Teenagers have a reputation for engaging in reckless and potentially dangerous behaviors. Of course, this also extends to teen drivers. They often fall prey to driver distractions with greater ease than their adult counterparts, creating a major safety risk for them, their passengers and anyone else on the road.
One type of distraction comes in the form of passengers in the vehicle. But why does this increase a driver’s risk, and what sort of risk does it pose?
Increases in fatal crashes
AAA discusses the dangers that passengers can pose to teen drivers. They state that a teen driver’s risk of involvement in a fatal crash raises by 51 percent when a teen passenger is in the car with them. Even drivers over 35 years of age have an 8 percent higher chance of fatally crashing with a teen passenger in the car.

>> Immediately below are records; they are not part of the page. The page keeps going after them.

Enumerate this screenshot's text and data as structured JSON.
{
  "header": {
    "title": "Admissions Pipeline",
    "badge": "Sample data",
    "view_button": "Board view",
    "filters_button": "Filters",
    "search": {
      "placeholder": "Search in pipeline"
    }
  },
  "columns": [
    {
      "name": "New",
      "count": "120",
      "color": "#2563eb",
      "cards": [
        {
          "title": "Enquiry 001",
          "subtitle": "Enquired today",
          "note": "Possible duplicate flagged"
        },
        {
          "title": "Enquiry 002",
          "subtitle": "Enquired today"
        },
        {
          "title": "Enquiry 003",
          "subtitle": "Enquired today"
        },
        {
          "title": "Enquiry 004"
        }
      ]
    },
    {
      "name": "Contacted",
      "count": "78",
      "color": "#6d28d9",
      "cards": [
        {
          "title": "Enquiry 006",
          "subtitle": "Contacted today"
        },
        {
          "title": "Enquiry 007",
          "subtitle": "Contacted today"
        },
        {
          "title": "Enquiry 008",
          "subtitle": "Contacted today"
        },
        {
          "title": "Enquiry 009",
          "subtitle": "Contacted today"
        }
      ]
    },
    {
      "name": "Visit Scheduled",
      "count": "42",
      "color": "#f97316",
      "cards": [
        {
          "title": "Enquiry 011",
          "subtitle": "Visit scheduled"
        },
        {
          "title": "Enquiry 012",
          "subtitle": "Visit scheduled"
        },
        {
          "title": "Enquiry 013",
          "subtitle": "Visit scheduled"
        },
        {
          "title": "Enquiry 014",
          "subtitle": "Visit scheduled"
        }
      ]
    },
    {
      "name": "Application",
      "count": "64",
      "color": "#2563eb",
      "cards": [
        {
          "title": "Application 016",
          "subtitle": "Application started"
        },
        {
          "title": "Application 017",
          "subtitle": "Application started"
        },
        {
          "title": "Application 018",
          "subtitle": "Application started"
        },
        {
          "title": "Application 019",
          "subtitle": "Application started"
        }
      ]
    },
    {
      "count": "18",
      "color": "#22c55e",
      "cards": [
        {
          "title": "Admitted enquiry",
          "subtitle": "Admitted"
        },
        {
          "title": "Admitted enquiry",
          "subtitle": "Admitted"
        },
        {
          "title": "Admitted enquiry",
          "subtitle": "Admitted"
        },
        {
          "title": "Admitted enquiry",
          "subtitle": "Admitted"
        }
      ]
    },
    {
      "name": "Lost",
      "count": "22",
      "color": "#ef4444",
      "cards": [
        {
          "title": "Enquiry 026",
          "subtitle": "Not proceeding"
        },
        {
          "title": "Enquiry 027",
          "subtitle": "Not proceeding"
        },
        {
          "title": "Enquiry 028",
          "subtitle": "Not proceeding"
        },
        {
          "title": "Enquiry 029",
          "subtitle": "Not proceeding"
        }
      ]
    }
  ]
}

This rise in fatalities does not just apply to those within the car, either. The same study shows that teen drivers with teen passengers also increase the rate of fatalities in other cars by 56 percent. These fatalities rise by 45 percent for teenage drivers, and 17 percent for any pedestrian or cyclist in the same area at the time of the crash.
Why does it happen?
The main speculation behind this rise in fatalities primarily revolves around distracted driving. Advocates for driving safety suggest limiting the number of passengers that teen drivers can have in the car at any given time, along with suggesting more supervision for teen drivers as they get used to driving and learn how to minimize their reactions to distractions.